Her demeanor was much nastier than during my first visit. She had thought playing the daffy old lady would satisfy my suspicions that she was somehow not involved in this mess. But now that I was back with a fistful of accusations, she dropped the act and simply said, “Get the fuck out of here before I call the cops.”
“Good. Let’s do that, shall we? And then you can tell them all about how you sent a threatening greeting card to the man whose life insurance you and your husband bought. And how a few days after it was sent, he turned up dead.”
She stopped trying to slam the door on my foot, and I saw her body heave a big sigh. She knew I was onto something, but she wasn’t about to give me an inch.
“I don’t know what the hell you’re talking about.”
“I think you do,” I said. “You and your husband knew Willard Ray Hornsby was HIV positive. You knew he needed money. So you bought his life insurance policy as an investment through Grand Future Insurance. You figured he didn’t have long to live. The disease was fatal. You’d have the cash back plus a tidy profit in no time.”
She dropped her plate of Ritz crackers. The plate didn’t break but the crackers scattered all over the floor. Hearing the plan out loud made it sound even more ghoulish.

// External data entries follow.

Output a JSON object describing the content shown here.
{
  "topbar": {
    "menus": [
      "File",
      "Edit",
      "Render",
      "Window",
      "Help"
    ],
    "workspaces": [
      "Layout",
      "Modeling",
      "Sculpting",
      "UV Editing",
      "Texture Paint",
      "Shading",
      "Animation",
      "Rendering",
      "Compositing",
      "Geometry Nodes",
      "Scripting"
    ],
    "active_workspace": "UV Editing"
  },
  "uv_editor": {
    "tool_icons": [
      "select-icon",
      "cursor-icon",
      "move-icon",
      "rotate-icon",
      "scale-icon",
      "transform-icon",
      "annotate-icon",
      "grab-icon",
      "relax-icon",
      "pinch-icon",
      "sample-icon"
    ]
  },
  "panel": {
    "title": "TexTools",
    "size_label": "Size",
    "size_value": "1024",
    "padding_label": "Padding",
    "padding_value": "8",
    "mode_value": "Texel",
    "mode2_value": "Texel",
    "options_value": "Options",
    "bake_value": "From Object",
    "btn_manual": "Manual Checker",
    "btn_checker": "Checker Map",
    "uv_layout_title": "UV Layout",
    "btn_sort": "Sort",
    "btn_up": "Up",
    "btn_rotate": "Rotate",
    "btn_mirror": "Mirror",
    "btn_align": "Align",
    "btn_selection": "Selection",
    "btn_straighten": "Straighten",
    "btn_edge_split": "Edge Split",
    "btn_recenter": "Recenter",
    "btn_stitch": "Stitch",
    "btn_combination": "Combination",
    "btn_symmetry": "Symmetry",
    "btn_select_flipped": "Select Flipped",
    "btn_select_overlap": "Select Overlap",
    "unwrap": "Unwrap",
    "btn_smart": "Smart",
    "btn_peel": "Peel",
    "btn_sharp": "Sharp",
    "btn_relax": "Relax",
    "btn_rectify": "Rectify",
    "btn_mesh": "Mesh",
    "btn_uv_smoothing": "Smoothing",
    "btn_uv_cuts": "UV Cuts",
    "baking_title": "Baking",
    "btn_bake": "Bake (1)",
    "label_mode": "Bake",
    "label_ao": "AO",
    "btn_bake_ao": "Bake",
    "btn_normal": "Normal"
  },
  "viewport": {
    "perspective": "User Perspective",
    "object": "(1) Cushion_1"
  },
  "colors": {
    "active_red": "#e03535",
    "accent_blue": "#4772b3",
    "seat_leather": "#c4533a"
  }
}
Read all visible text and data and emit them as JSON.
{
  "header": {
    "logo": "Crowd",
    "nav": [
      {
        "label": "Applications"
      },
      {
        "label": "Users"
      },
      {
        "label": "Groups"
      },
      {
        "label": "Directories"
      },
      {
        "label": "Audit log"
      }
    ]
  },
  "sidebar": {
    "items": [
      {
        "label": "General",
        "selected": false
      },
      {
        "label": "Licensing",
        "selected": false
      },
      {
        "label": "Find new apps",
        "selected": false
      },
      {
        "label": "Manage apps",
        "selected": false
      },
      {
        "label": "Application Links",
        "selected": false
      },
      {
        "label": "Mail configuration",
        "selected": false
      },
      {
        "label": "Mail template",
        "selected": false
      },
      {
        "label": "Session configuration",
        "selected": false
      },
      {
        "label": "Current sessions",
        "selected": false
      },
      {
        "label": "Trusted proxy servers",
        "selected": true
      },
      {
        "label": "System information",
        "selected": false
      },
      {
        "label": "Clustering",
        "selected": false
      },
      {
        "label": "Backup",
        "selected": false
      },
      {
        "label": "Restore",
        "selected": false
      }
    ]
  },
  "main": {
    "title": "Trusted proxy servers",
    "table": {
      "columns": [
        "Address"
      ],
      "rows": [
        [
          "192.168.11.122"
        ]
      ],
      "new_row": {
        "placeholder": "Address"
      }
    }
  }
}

Gladys refused to make eye contact with me as I continued. “But you never anticipated the advances in medicine. AIDS is now more of a chronic disease than a fatal one. And Willard’s health improved immeasurably. He wasn’t going anywhere, and you weren’t going to get your money. So you killed him.”
She finally met my gaze. Her eyes were on fire she was so filled with fury. “My husband handled all our business. I never knew what he did with our money.”
“The good folks at Grand Future Insurance say you were the one they dealt with, not your husband. Care to try again?”